Franklin Open (Dec 2024)
Reconceptualizing the ventricular-arterial interaction for non-invasive damping modelling: Application in young soccer players and ballet dancers
Abstract
Introduction: The left ventricle (LV) serves as the primary source of mechanical energy in circulation, subsequently converted into kinetic energy throughout the arterial system (AS). Analyzing the specific area within an LV pressure-volume (PV) loop helps characterize the function of the cardiac pump. Simultaneously, the AS functions as a blood reservoir, receiving the blood ejected by the LV. The enclosed area in the AS PV-loop is linked to an energy dissipation process (where not all pressure work is regained), attributed to the viscous function of smooth muscle cells. Objective: The main objective of this work was to investigate wall energy dissipation in the vascular bed in terms of LV and AS PV-loop evaluation, to determine if different types of training could lead to differentiated levels of wall energy dissipation. The ‘coupling concept’ is proposed to be conceived from LV and AS loop energy interaction, quantified by a ‘ventricular-arterial damping factor’ (VADF). Material and Methods: Data from subjects with different kinds of training (soccer players and ballet dancers) were collected noninvasively and compared with a control group of untrained individuals to analyze the differentiating characteristics of the subjects, especially in terms of Stroke Work Dissipation (WDIS).
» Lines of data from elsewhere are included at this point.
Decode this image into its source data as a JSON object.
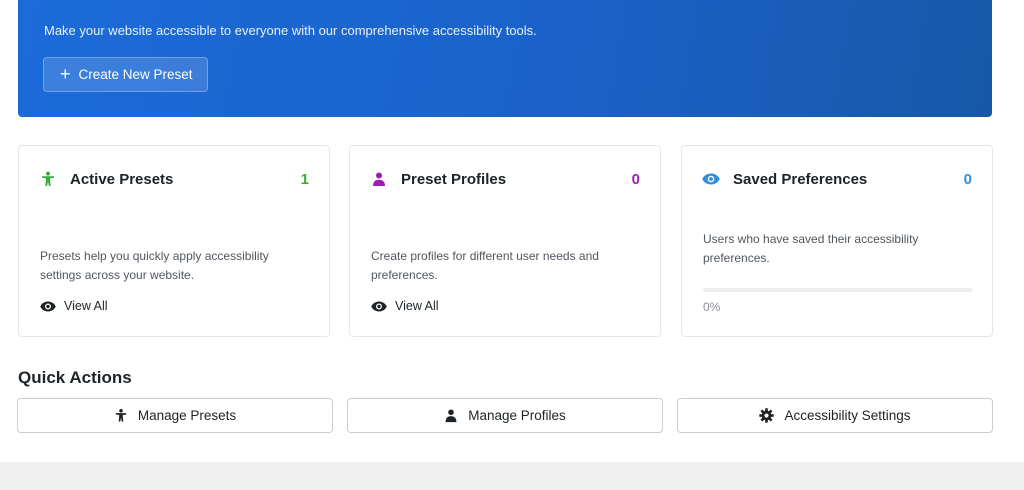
{
  "hero": {
    "description": "Make your website accessible to everyone with our comprehensive accessibility tools.",
    "create_button": "Create New Preset"
  },
  "cards": [
    {
      "title": "Active Presets",
      "count": "1",
      "description": "Presets help you quickly apply accessibility settings across your website.",
      "link": "View All",
      "icon": "accessibility-person-icon",
      "color": "#3cab3e"
    },
    {
      "title": "Preset Profiles",
      "count": "0",
      "description": "Create profiles for different user needs and preferences.",
      "link": "View All",
      "icon": "user-profile-icon",
      "color": "#9b1fb0"
    },
    {
      "title": "Saved Preferences",
      "count": "0",
      "description": "Users who have saved their accessibility preferences.",
      "progress_label": "0%",
      "progress_value": 0,
      "icon": "eye-icon",
      "color": "#2d8fe0"
    }
  ],
  "quick_actions": {
    "title": "Quick Actions",
    "buttons": [
      {
        "label": "Manage Presets",
        "icon": "accessibility-person-icon"
      },
      {
        "label": "Manage Profiles",
        "icon": "user-icon"
      },
      {
        "label": "Accessibility Settings",
        "icon": "gear-icon"
      }
    ]
  }
}
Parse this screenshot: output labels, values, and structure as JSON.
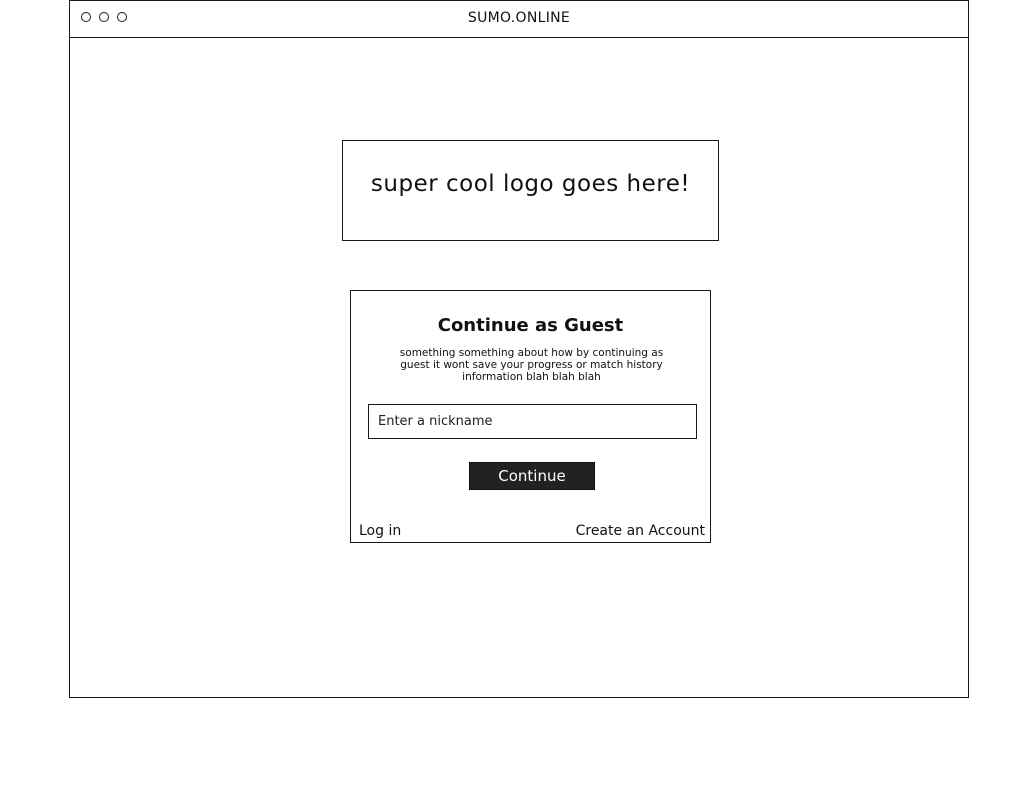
{
  "window": {
    "title": "SUMO.ONLINE",
    "controls": [
      "circle-icon",
      "circle-icon",
      "circle-icon"
    ]
  },
  "logo": {
    "text": "super cool logo goes here!"
  },
  "guest_card": {
    "title": "Continue as Guest",
    "description": "something something about how by continuing as guest it wont save your progress or match history information blah blah blah",
    "nickname_input": {
      "value": "",
      "placeholder": "Enter a nickname"
    },
    "continue_label": "Continue",
    "login_label": "Log in",
    "create_account_label": "Create an Account"
  }
}
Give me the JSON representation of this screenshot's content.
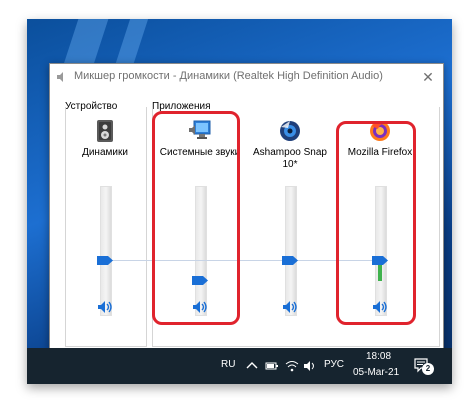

To this end, a lumped parameters Windkessel (WK) model was proposed for the assessment of LV and AS loops, through an interactive process. Changes in wall energy dissipation were observed under training routines. Both soccer players and ballet dancers showed increased WDIS and VADF compared to the untrained individuals (p<0.05). However, elastic work (WEL), defined as the difference between LV stroke work and WDIS, was found to remain constant in ballet dancers, unlike in soccer players. Conclusion: The WK model enabled the simulation of the interaction between LV and AS based on a ventricular-arterial coupling framework. The findings suggest that higher WDIS values, together with the preservation of WEL, may indicate an enhanced protective effect by vascular smooth muscle cells and other wall components, involved in the AS dissipation phenomenon.